Login • Lupa Password | Daftar segera dan nikmati pemasangan iklan baris secara gratis! |
Medanbisnisdaily.com-Jakarta. Upah minimum provinsi (UMP) yang rata-rata naik 1,09% dianggap tidak rasional di tengah melambungnya harga-harga. Belum lagi di tahun depan ada kenaikan PPN dari 10% menjadi 11%, rencana kenaikan tarif listrik 13 golongan, dan peralihan dari BBM Premium ke Pertalite.
"Jadi menurut saya menjadi tidak rasional kenaikan upah hanya 1% dibandingkan katakanlah dengan kenaikan inflasi yang diperkirakan 3% tahun depan," kata Direktur Eksekutif Institute for Development of Economics and Finance (Indef) Tauhid Ahmad kepada detikcom, Senin (27/12/2021).
Jika tahun depan migrasi pengguna BBM Premium ke Pertalite sebelum akhirnya beralih ke Pertamax menurutnya akan membebani masyarakat. Sebagai perbandingan saat ini harga Premium Rp 6.450, Pertalite Rp 7.650-8.000 per liter, Pertamax Rp 9.000-9.400 per liter.
"Itu akan menambah beban yang cukup tinggi dan itu akan berpengaruh ke semua komoditas bukan hanya makanan dan minuman tapi yang lainnya," sebutnya.
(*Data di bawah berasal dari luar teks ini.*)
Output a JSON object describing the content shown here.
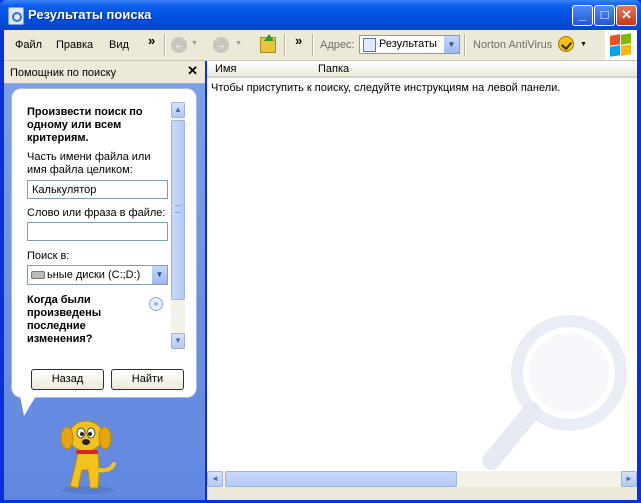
{
  "window": {
    "title": "Результаты поиска",
    "minimize_label": "_",
    "maximize_label": "□",
    "close_label": "✕"
  },
  "menu": {
    "items": [
      "Файл",
      "Правка",
      "Вид"
    ],
    "overflow": "»",
    "toolbar_overflow": "»"
  },
  "toolbar": {
    "back_icon": "back-arrow-icon",
    "forward_icon": "forward-arrow-icon",
    "back_glyph": "←",
    "forward_glyph": "→",
    "dropdown_glyph": "▼",
    "address_label": "Адрес:",
    "address_value": "Результаты",
    "norton_label": "Norton AntiVirus"
  },
  "search_pane": {
    "title": "Помощник по поиску",
    "close_glyph": "✕",
    "heading": "Произвести поиск по одному или всем критериям.",
    "filename_label": "Часть имени файла или имя файла целиком:",
    "filename_value": "Калькулятор",
    "phrase_label": "Слово или фраза в файле:",
    "phrase_value": "",
    "lookin_label": "Поиск в:",
    "lookin_value": "ьные диски (C:;D:)",
    "expand_heading": "Когда были произведены последние изменения?",
    "back_button": "Назад",
    "search_button": "Найти",
    "scroll_up": "▲",
    "scroll_down": "▼",
    "expand_glyph": "»"
  },
  "results": {
    "columns": [
      "Имя",
      "Папка"
    ],
    "message": "Чтобы приступить к поиску, следуйте инструкциям на левой панели.",
    "scroll_left": "◄",
    "scroll_right": "►"
  },
  "colors": {
    "titlebar": "#0a5ee8",
    "left_pane": "#6a8fe3",
    "chrome": "#ece9d8"
  }
}
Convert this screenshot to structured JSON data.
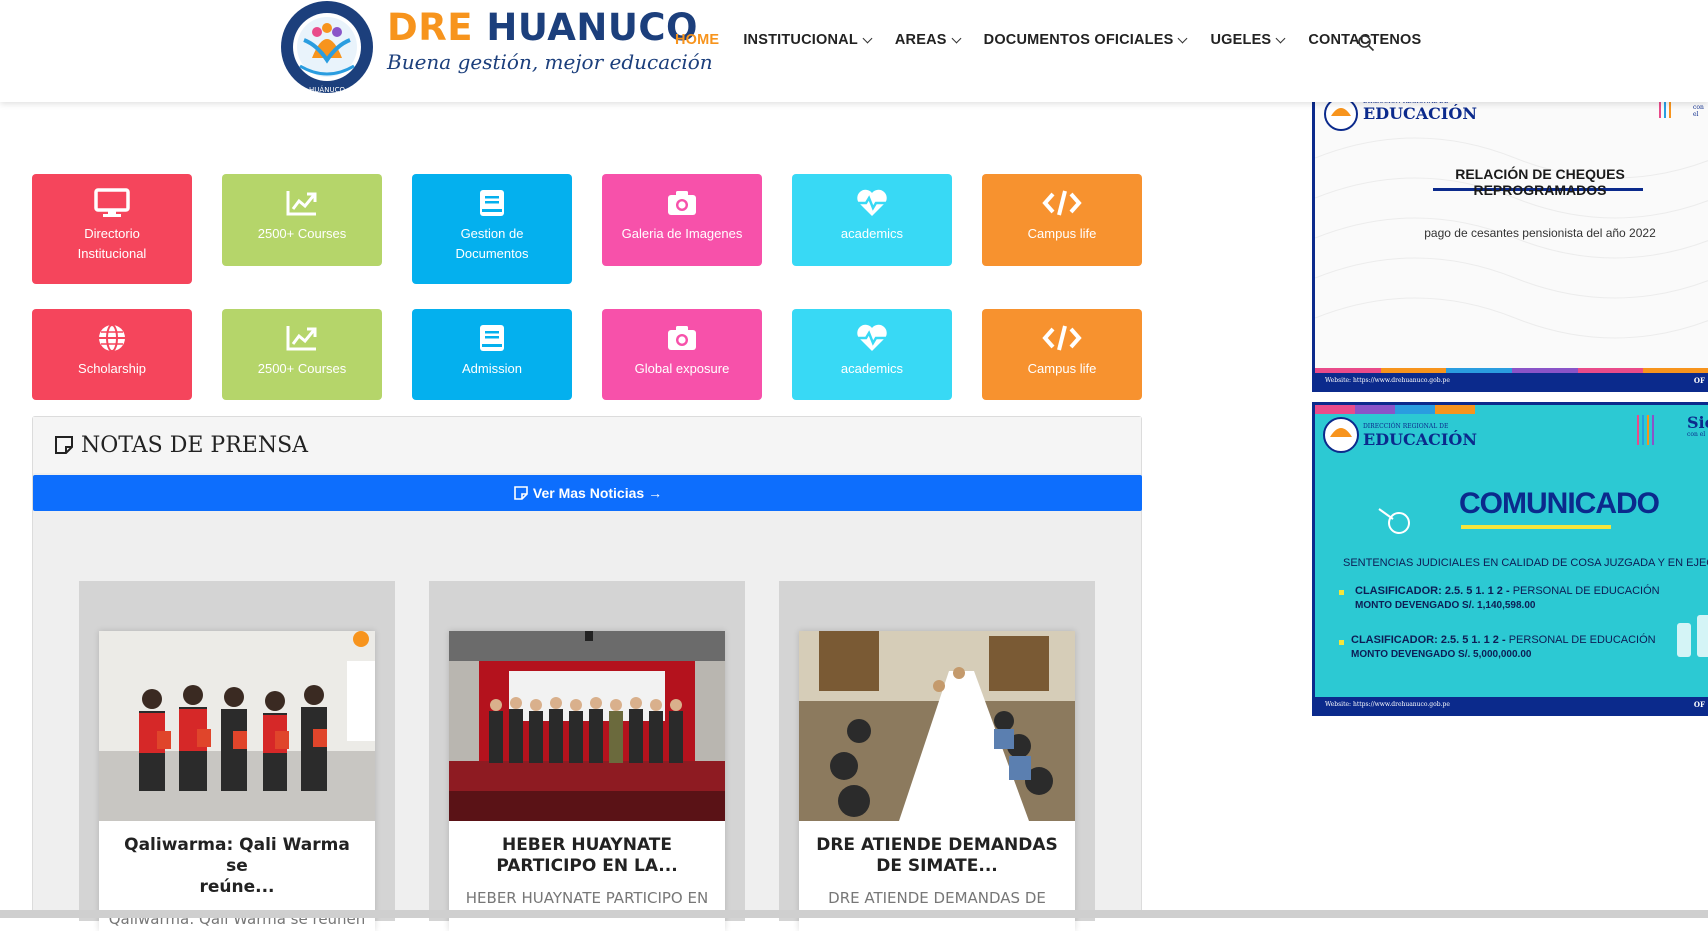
{
  "brand": {
    "title_part1": "DRE ",
    "title_part2": "HUANUCO",
    "slogan": "Buena gestión, mejor educación",
    "badge_ring_text": "DIRECCIÓN REGIONAL DE EDUCACIÓN",
    "badge_bottom_text": "HUÁNUCO"
  },
  "nav": {
    "items": [
      {
        "label": "HOME",
        "active": true
      },
      {
        "label": "INSTITUCIONAL",
        "dropdown": true
      },
      {
        "label": "AREAS",
        "dropdown": true
      },
      {
        "label": "DOCUMENTOS OFICIALES",
        "dropdown": true
      },
      {
        "label": "UGELES",
        "dropdown": true
      },
      {
        "label": "CONTACTENOS"
      }
    ],
    "search_icon": "search-icon"
  },
  "tiles": [
    {
      "label_lines": [
        "Directorio",
        "Institucional"
      ],
      "icon": "monitor-icon",
      "color": "#f5455c"
    },
    {
      "label_lines": [
        "2500+ Courses"
      ],
      "icon": "chart-icon",
      "color": "#b5d56a"
    },
    {
      "label_lines": [
        "Gestion de",
        "Documentos"
      ],
      "icon": "book-icon",
      "color": "#04b0ee"
    },
    {
      "label_lines": [
        "Galeria de Imagenes"
      ],
      "icon": "camera-icon",
      "color": "#f751aa"
    },
    {
      "label_lines": [
        "academics"
      ],
      "icon": "heartbeat-icon",
      "color": "#38d9f5"
    },
    {
      "label_lines": [
        "Campus life"
      ],
      "icon": "code-icon",
      "color": "#f7922f"
    },
    {
      "label_lines": [
        "Scholarship"
      ],
      "icon": "globe-icon",
      "color": "#f5455c"
    },
    {
      "label_lines": [
        "2500+ Courses"
      ],
      "icon": "chart-icon",
      "color": "#b5d56a"
    },
    {
      "label_lines": [
        "Admission"
      ],
      "icon": "book-icon",
      "color": "#04b0ee"
    },
    {
      "label_lines": [
        "Global exposure"
      ],
      "icon": "camera-icon",
      "color": "#f751aa"
    },
    {
      "label_lines": [
        "academics"
      ],
      "icon": "heartbeat-icon",
      "color": "#38d9f5"
    },
    {
      "label_lines": [
        "Campus life"
      ],
      "icon": "code-icon",
      "color": "#f7922f"
    }
  ],
  "news": {
    "heading": "NOTAS DE PRENSA",
    "more_label": "Ver Mas Noticias →",
    "cards": [
      {
        "title_line1": "Qaliwarma: Qali Warma se",
        "title_line2": "reúne...",
        "excerpt": "Qaliwarma: Qali Warma se reúnen"
      },
      {
        "title_line1": "HEBER HUAYNATE",
        "title_line2": "PARTICIPO EN LA...",
        "excerpt": "HEBER HUAYNATE PARTICIPO EN"
      },
      {
        "title_line1": "DRE ATIENDE DEMANDAS",
        "title_line2": "DE SIMATE...",
        "excerpt": "DRE ATIENDE DEMANDAS DE"
      }
    ]
  },
  "side_banners": {
    "banner1": {
      "org_small": "DIRECCIÓN REGIONAL DE",
      "org_big": "EDUCACIÓN",
      "title": "RELACIÓN DE CHEQUES REPROGRAMADOS",
      "subtitle": "pago de cesantes pensionista del año 2022",
      "website": "Website: https://www.drehuanuco.gob.pe",
      "tag_right": "con el",
      "edge_text": "OF"
    },
    "banner2": {
      "org_small": "DIRECCIÓN REGIONAL DE",
      "org_big": "EDUCACIÓN",
      "tag_right": "Sie",
      "tag_right_small": "con el",
      "title": "COMUNICADO",
      "subtitle": "SENTENCIAS JUDICIALES EN CALIDAD DE COSA JUZGADA Y EN EJECUCIÓ",
      "item1_label": "CLASIFICADOR: 2.5. 5 1. 1 2 -",
      "item1_rest": " PERSONAL DE EDUCACIÓN",
      "item1_amount": "MONTO DEVENGADO S/. 1,140,598.00",
      "item2_label": "CLASIFICADOR:  2.5. 5  1.  1  2 -",
      "item2_rest": " PERSONAL DE EDUCACIÓN",
      "item2_amount": "MONTO DEVENGADO S/. 5,000,000.00",
      "website": "Website: https://www.drehuanuco.gob.pe",
      "edge_text": "OF"
    }
  }
}
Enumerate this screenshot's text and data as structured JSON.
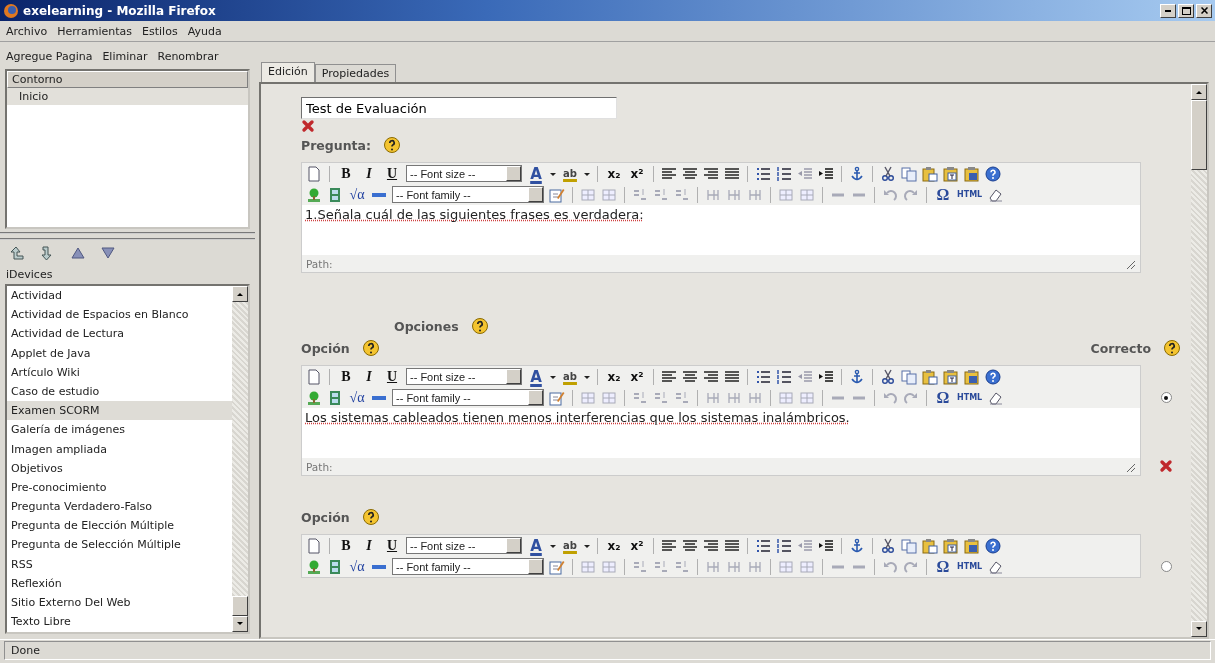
{
  "window": {
    "title": "exelearning - Mozilla Firefox"
  },
  "menu": [
    "Archivo",
    "Herramientas",
    "Estilos",
    "Ayuda"
  ],
  "outline_toolbar": [
    "Agregue Pagina",
    "Eliminar",
    "Renombrar"
  ],
  "outline": {
    "header": "Contorno",
    "items": [
      {
        "label": "Inicio",
        "selected": true
      }
    ]
  },
  "idevices": {
    "label": "iDevices",
    "items": [
      {
        "label": "Actividad",
        "selected": false
      },
      {
        "label": "Actividad de Espacios en Blanco",
        "selected": false
      },
      {
        "label": "Actividad de Lectura",
        "selected": false
      },
      {
        "label": "Applet de Java",
        "selected": false
      },
      {
        "label": "Artículo Wiki",
        "selected": false
      },
      {
        "label": "Caso de estudio",
        "selected": false
      },
      {
        "label": "Examen SCORM",
        "selected": true
      },
      {
        "label": "Galería de imágenes",
        "selected": false
      },
      {
        "label": "Imagen ampliada",
        "selected": false
      },
      {
        "label": "Objetivos",
        "selected": false
      },
      {
        "label": "Pre-conocimiento",
        "selected": false
      },
      {
        "label": "Pregunta Verdadero-Falso",
        "selected": false
      },
      {
        "label": "Pregunta de Elección Múltiple",
        "selected": false
      },
      {
        "label": "Pregunta de Selección Múltiple",
        "selected": false
      },
      {
        "label": "RSS",
        "selected": false
      },
      {
        "label": "Reflexión",
        "selected": false
      },
      {
        "label": "Sitio Externo Del Web",
        "selected": false
      },
      {
        "label": "Texto Libre",
        "selected": false
      }
    ]
  },
  "tabs": [
    {
      "label": "Edición",
      "selected": true
    },
    {
      "label": "Propiedades",
      "selected": false
    }
  ],
  "title_field": {
    "value": "Test de Evaluación"
  },
  "question": {
    "label": "Pregunta:",
    "editor": {
      "toolbar": {
        "bold": "B",
        "italic": "I",
        "underline": "U",
        "font_size": "-- Font size --",
        "text_color": "A",
        "highlight": "ab",
        "subscript": "x₂",
        "superscript": "x²",
        "math": "√α",
        "font_family": "-- Font family --",
        "special_char": "Ω",
        "html": "HTML"
      },
      "text": "1.Señala cuál de las siguientes frases es verdadera:",
      "path_label": "Path:"
    }
  },
  "options_heading": "Opciones",
  "correct_label": "Correcto",
  "options": [
    {
      "label": "Opción",
      "selected": true,
      "editor": {
        "toolbar": {
          "bold": "B",
          "italic": "I",
          "underline": "U",
          "font_size": "-- Font size --",
          "text_color": "A",
          "highlight": "ab",
          "subscript": "x₂",
          "superscript": "x²",
          "math": "√α",
          "font_family": "-- Font family --",
          "special_char": "Ω",
          "html": "HTML"
        },
        "text": "Los sistemas cableados tienen menos interferencias que los sistemas inalámbricos.",
        "path_label": "Path:"
      }
    },
    {
      "label": "Opción",
      "selected": false,
      "editor": {
        "toolbar": {
          "bold": "B",
          "italic": "I",
          "underline": "U",
          "font_size": "-- Font size --",
          "text_color": "A",
          "highlight": "ab",
          "subscript": "x₂",
          "superscript": "x²",
          "math": "√α",
          "font_family": "-- Font family --",
          "special_char": "Ω",
          "html": "HTML"
        }
      }
    }
  ],
  "status_bar": "Done"
}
Kenaikan harga-harga tersebut, dibandingkan dengan kenaikan UMP yang terbilang kecil akan menggerus daya beli masyarakat. Ancamannya selanjutnya adalah upaya pengentasan kemiskinan akan berjalan lebih lambat.
"Secara riil kesejahteraan masyarakat akan turun. Ancamannya daya beli rendah," tambahnya.
Direktur Center of Economic and Law Studies (CELIOS) Bhima Yudhistira menyebut inflasi tahun depan diproyeksikan bisa mencapai 5%. Kenaikan UMP rata-rata 1,09% tidak sesuai untuk menghadapi lonjakan inflasi.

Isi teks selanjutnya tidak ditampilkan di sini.